Post-pandemic, future innovations in restructurings can be done via newer, more creative approaches within the Australian market, new research has revealed.
After testing the limits of Australia’s restructuring and insolvency regimes, the circumstances of COVID-19 mean that future restructuring could take place in innovative and creative ways, according to Clayton Utz’s report From Red to Black; an annual review of the dynamics of the Australian restructuring and insolvency market.
National practice group leader and co-author of the report Timothy Sackar said the “extreme occurrence” of COVID-19 had paved the way for a series of “creative and sometimes ground-breaking responses” to restructuring and insolvency matters.
One high-profile example of this innovation was the successful restructure and sale of Virgin Australia to Bain – on which Clayton Utz advised Virgin Australia on in April last year.
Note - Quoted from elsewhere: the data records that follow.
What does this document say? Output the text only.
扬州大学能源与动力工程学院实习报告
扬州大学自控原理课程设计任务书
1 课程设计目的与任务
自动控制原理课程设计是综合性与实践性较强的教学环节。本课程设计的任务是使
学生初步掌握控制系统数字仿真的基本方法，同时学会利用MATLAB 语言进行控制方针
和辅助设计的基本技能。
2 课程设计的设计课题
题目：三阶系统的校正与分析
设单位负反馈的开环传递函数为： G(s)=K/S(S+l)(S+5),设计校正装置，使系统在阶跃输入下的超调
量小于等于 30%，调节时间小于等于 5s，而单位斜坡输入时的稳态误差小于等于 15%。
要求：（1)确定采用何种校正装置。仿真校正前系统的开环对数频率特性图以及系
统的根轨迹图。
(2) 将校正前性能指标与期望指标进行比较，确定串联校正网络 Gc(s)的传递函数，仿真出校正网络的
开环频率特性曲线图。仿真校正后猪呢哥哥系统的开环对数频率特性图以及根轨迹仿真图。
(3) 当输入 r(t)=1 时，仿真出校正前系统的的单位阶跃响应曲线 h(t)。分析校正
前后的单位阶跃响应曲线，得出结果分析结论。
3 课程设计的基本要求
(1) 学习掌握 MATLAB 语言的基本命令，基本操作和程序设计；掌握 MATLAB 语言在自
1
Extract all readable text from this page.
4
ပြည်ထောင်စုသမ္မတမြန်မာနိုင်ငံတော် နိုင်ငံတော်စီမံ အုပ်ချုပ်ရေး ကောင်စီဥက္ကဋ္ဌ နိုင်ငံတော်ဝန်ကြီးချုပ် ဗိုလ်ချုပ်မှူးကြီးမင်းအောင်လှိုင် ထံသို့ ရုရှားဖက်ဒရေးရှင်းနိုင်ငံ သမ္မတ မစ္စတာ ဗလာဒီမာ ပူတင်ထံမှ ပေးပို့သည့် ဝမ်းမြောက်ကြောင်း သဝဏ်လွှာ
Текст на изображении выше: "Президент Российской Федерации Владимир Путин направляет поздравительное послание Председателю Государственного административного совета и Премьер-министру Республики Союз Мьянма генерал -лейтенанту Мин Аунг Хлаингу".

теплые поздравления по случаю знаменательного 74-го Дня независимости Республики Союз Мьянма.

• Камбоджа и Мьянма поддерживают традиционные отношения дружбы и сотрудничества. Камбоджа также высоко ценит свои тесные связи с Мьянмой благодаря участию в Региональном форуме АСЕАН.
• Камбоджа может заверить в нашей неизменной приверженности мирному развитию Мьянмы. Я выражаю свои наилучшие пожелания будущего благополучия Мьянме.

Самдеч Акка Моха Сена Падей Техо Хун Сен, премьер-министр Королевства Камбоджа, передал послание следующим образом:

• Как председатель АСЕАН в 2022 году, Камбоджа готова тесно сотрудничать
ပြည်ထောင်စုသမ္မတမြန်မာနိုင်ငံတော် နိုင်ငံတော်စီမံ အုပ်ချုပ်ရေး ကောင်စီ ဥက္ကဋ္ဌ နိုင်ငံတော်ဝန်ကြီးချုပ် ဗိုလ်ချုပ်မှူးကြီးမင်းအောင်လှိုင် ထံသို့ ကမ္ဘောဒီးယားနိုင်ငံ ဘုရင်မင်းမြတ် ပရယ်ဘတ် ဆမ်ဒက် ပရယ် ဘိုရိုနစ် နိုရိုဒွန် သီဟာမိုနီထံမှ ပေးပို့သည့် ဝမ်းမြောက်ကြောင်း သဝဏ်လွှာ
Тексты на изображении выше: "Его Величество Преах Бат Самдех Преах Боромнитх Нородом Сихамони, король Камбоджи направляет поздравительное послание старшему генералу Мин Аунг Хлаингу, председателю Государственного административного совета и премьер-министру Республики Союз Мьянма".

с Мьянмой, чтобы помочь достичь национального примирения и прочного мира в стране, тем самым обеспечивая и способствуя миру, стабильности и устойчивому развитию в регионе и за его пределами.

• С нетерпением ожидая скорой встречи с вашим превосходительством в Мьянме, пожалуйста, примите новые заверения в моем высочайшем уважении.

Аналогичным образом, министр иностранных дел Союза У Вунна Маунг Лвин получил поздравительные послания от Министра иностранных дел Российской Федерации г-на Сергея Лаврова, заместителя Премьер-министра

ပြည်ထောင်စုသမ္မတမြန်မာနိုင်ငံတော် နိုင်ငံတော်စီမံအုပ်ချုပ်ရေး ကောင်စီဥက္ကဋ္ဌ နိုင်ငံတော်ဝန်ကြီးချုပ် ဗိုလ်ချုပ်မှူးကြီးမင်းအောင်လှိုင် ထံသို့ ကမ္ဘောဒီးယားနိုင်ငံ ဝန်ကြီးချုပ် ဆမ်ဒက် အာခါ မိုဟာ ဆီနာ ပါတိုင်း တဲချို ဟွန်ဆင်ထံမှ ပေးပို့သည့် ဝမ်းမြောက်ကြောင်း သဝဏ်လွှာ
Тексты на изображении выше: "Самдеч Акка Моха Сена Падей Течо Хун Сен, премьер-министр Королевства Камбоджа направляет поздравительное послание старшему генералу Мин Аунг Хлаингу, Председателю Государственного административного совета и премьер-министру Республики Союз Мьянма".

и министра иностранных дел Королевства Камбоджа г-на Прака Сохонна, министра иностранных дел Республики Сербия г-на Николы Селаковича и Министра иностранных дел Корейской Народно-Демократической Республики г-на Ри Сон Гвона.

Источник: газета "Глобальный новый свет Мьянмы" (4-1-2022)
Mr Sackar led the Clayton Utz team at the time and said the deal was “a great example of how effective our domestic insolvency procedures are in efficiently restructuring companies in the interests of creditors”.
“The fact that we were able to utilise an existing regime to successfully complete the Virgin transaction shows that there is a lot that can be achieved with our existing insolvency regimes,” he said, adding that “while enhancements are always worth considering, wholesale change may simply be a step too far”.
This year’s edition of From Red to Black also found that there has been a 45 per cent reduction in the number of formal insolvency appointments in Australia since the pandemic started, due to a mix of legislative protections, stimulus measures, and access to cheap capital – which has allowed businesses to refinance and restructure.
Loan-to-own is also gaining momentum in the Australian debt restructuring market, with primary financiers and corporate creditors increasingly visible in the market, alongside alternative capital providers and secondary debt market participants.
Furthermore, the report found that the rescue financing market in Australia is still maturing, with empirical analysis revealing 36 rescue financing cases in the last 20 years. An independent rescue financing market in Australia, the research noted, would be a “welcome development, which could ultimately save many businesses from closure”.